É assim em todo o hotel. Incluindo nas quatro suítes e nos 17 quartos, 16 deles com vista panorâmica para o vale glaciar e apenas um, porque é uma reminiscência da pousada, virado para a montanha. O burel está em todos os detalhes, porque, além de ser a inspiração da marca, é um ótimo isolante acústico e térmico, contribuindo para o conforto.
Visualmente, é claramente um elemento agregador. E que chama a atenção no restaurante rasgado sobre o vale, caindo do teto sob a forma de pequenas flores amarelo-dourado, quase como se estrelas fossem. É este o enquadramento de uma sala vasta, em que domina uma longa mesa de madeira escura que convida ao convívio.
Antes, porém, uma sala comum é marcada por uma lareira central, com fogo de chão, emoldurada por vários recantos que proporcionam momentos de descanso antes ou após a refeição. Um livro, uma bebida, o som do piano tocado ao vivo.
São, sobretudo, casais, mas também algumas famílias, que procuram a Casa de São Lourenço, como explica o diretor dos hotéis, Nuno Leite. Habitualmente, entre finais de novembro até à Páscoa, os hóspedes são, maioritariamente, portugueses, mas, nos meses de primavera e verão, multiplicam-se as origens e o mercado internacional prevalece.
E, apesar das restrições em vigor, a operação está a correr bem. De agosto a janeiro, a ocupação rondou os 85%. O hotel foi, ainda assim, forçado a adaptar-se, em particular no que toca às restrições. Não podendo servi-las no restaurante que é o ex-libris, optou por converter quartos em salas privativas de refeição. A vista panorâmica mantém-se e a possibilidade de desfrutar da carta criada pelo chef Manuel Figueira também, agora disponível como menus, com QR Code.
Na antecipação da reabertura plena, o jovem chef – tem 25 anos – está já a trabalhar na nova carta. Deixa duas promessas: caldeirada de robalo com mexilhão e bochechas de novilho como se fossem vitela à Lafões. E, porque está à porta do tempo da cereja e do pêssego, a criatividade levou-a a conceber duas novas sobremesas: tartelete de cereja com chocolate negro e mousse de pêssego dentro de esfera de chocolate com sopa de flor de sabugueiro.
As novidades, porém, não tiram o brilho aos pratos-estrela da sua cozinha: o bacalhau à conde da Guarda, que leva amêndoas e molho de gema emulsionada, indo ao forno com crosta de broa; e o cabrito, que cozinha lentamente numa assadeira de barro preto com grelha, pingando os sucos sobre o arroz que repousa no fundo.

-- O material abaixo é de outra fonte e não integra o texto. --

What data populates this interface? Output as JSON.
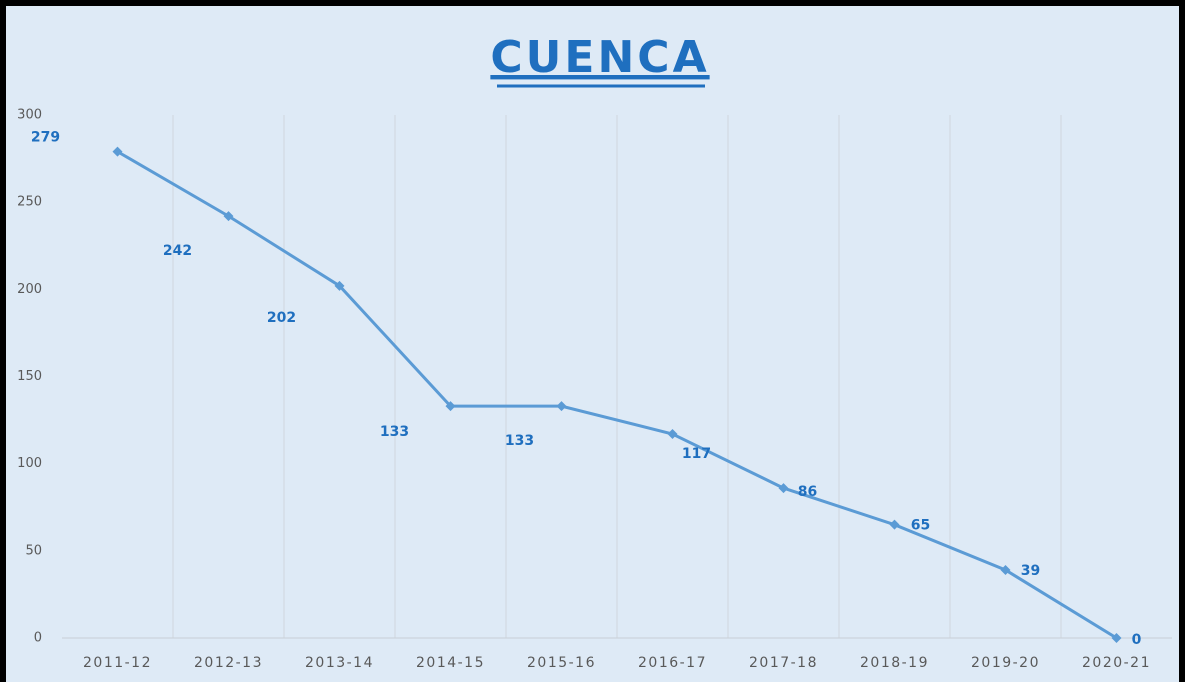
{
  "chart_data": {
    "type": "line",
    "title": "CUENCA",
    "categories": [
      "2011-12",
      "2012-13",
      "2013-14",
      "2014-15",
      "2015-16",
      "2016-17",
      "2017-18",
      "2018-19",
      "2019-20",
      "2020-21"
    ],
    "series": [
      {
        "name": "CUENCA",
        "color": "#5b9bd5",
        "values": [
          279,
          242,
          202,
          133,
          133,
          117,
          86,
          65,
          39,
          0
        ]
      }
    ],
    "ylim": [
      0,
      300
    ],
    "yticks": [
      0,
      50,
      100,
      150,
      200,
      250,
      300
    ],
    "grid": false
  }
}
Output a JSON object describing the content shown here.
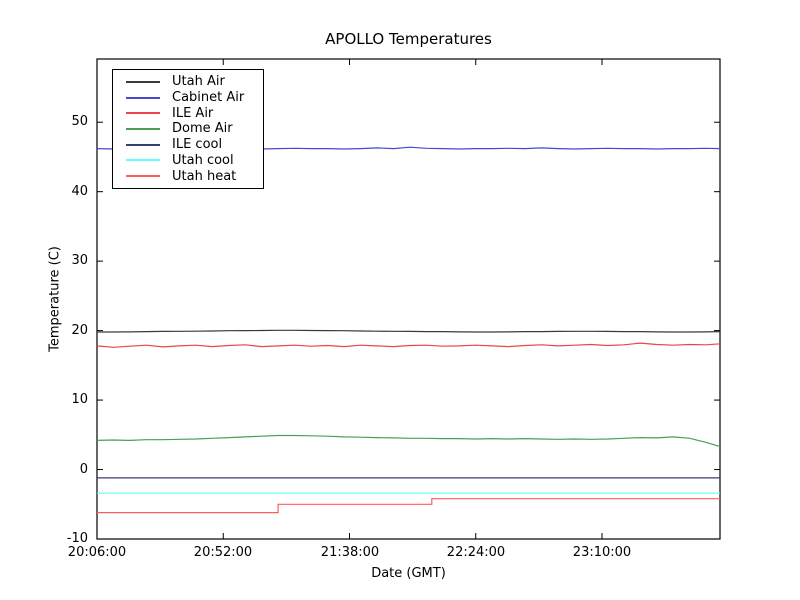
{
  "figure": {
    "title": "APOLLO Temperatures",
    "xlabel": "Date (GMT)",
    "ylabel": "Temperature (C)"
  },
  "chart_data": {
    "type": "line",
    "title": "APOLLO Temperatures",
    "xlabel": "Date (GMT)",
    "ylabel": "Temperature (C)",
    "x_unit": "minutes after 20:06:00 GMT",
    "t_max": 227,
    "ylim": [
      -10,
      59.1
    ],
    "grid": false,
    "legend_position": "upper left",
    "xtick_labels": [
      "20:06:00",
      "20:52:00",
      "21:38:00",
      "22:24:00",
      "23:10:00"
    ],
    "xtick_t": [
      0,
      46,
      92,
      138,
      184
    ],
    "ytick_labels": [
      "-10",
      "0",
      "10",
      "20",
      "30",
      "40",
      "50"
    ],
    "ytick_values": [
      -10,
      0,
      10,
      20,
      30,
      40,
      50
    ],
    "shared_t": [
      0,
      6,
      12,
      18,
      24,
      30,
      36,
      42,
      48,
      54,
      60,
      66,
      72,
      78,
      84,
      90,
      96,
      102,
      108,
      114,
      120,
      126,
      132,
      138,
      144,
      150,
      156,
      162,
      168,
      174,
      180,
      186,
      192,
      198,
      204,
      210,
      216,
      222,
      227
    ],
    "series": [
      {
        "name": "Utah Air",
        "color": "#3a3a3a",
        "t": "shared",
        "v": [
          19.8,
          19.8,
          19.82,
          19.85,
          19.88,
          19.9,
          19.92,
          19.95,
          19.98,
          20.0,
          20.02,
          20.05,
          20.05,
          20.02,
          20.0,
          19.98,
          19.95,
          19.92,
          19.9,
          19.88,
          19.85,
          19.85,
          19.82,
          19.8,
          19.8,
          19.82,
          19.85,
          19.85,
          19.88,
          19.9,
          19.9,
          19.88,
          19.85,
          19.85,
          19.82,
          19.8,
          19.8,
          19.82,
          19.85
        ]
      },
      {
        "name": "Cabinet Air",
        "color": "#4848d0",
        "t": "shared",
        "v": [
          46.2,
          46.15,
          46.2,
          46.25,
          46.2,
          46.15,
          46.2,
          46.2,
          46.25,
          46.2,
          46.15,
          46.2,
          46.25,
          46.2,
          46.2,
          46.15,
          46.2,
          46.3,
          46.2,
          46.4,
          46.25,
          46.2,
          46.15,
          46.2,
          46.2,
          46.25,
          46.2,
          46.3,
          46.2,
          46.15,
          46.2,
          46.25,
          46.2,
          46.2,
          46.15,
          46.2,
          46.2,
          46.25,
          46.2
        ]
      },
      {
        "name": "ILE Air",
        "color": "#ee4444",
        "t": "shared",
        "v": [
          17.8,
          17.6,
          17.75,
          17.9,
          17.65,
          17.8,
          17.9,
          17.7,
          17.85,
          17.95,
          17.7,
          17.8,
          17.9,
          17.75,
          17.85,
          17.7,
          17.9,
          17.8,
          17.7,
          17.85,
          17.9,
          17.75,
          17.8,
          17.9,
          17.8,
          17.7,
          17.85,
          17.95,
          17.8,
          17.9,
          18.0,
          17.85,
          17.95,
          18.2,
          18.0,
          17.9,
          18.0,
          17.95,
          18.1
        ]
      },
      {
        "name": "Dome Air",
        "color": "#4aa052",
        "t": "shared",
        "v": [
          4.2,
          4.25,
          4.2,
          4.3,
          4.3,
          4.35,
          4.4,
          4.5,
          4.6,
          4.7,
          4.8,
          4.9,
          4.9,
          4.85,
          4.8,
          4.7,
          4.65,
          4.6,
          4.55,
          4.5,
          4.5,
          4.45,
          4.45,
          4.4,
          4.45,
          4.4,
          4.45,
          4.4,
          4.35,
          4.4,
          4.35,
          4.4,
          4.5,
          4.6,
          4.55,
          4.7,
          4.5,
          3.9,
          3.3
        ]
      },
      {
        "name": "ILE cool",
        "color": "#3c3c6e",
        "t": [
          0,
          227
        ],
        "v": [
          -1.2,
          -1.2
        ]
      },
      {
        "name": "Utah cool",
        "color": "#63ffff",
        "t": [
          0,
          227
        ],
        "v": [
          -3.4,
          -3.4
        ]
      },
      {
        "name": "Utah heat",
        "color": "#ff5c5c",
        "t": [
          0,
          66,
          66,
          122,
          122,
          227
        ],
        "v": [
          -6.2,
          -6.2,
          -5.0,
          -5.0,
          -4.2,
          -4.2
        ]
      }
    ]
  }
}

O que o inspira é a própria região. Privilegia os produtos da terra, mas também os saberes mais antigos, falando com as gentes de Manteiga para ir recuperando receitas de outrora. Foi assim com um dos pratos de outono, um caldo de castanhas que – diz – já não se fazia em lado nenhum e era receita da avó de um copeiro que trabalhou no hotel.
Como cozinheiro, elege mesmo a tradição como o seu traço distintivo. Provavelmente, fruto da influência da sua própria família. Nascido na zona de Tondela, sempre se habituou a ver o pai cozinhar os produtos que a “casa” dava. Começou a ganhar o gosto e, com um empurrão da irmã, acabou por entrar na Escola de Hotelaria de Lamego. Finda a formação, desceu ao Algarve, para trabalhar no Pine Cliffs, após o que subiu até Lisboa, para o Feitoria, de João Rodrigues. Subiu de novo, geograficamente falando, até Oliveira do Hospital e, há quase quatro anos, que está por Manteigas.
Do que gosta é de confecionar pratos que contem histórias à mesa. O que tem em comum com o diretor do hotel. Nuno Melo, que se assume como um relações públicas, sente falta deste convívio, de passar pela sala de jantar e sentar-se um pouco com os hóspedes, quiçá beber um copo de vinho.
Gosta de sentir o hotel cuja direção assumiu em finais de 2019, a etapa mais recente de um percurso que envolveu sete anos no Reino Unido, como diretor de uma propriedade hoteleira de luxo, no centro de Londres. Foi o facto de ter sido pai que acendeu o apelo do regresso a Portugal, em busca de uma vida menos agitada.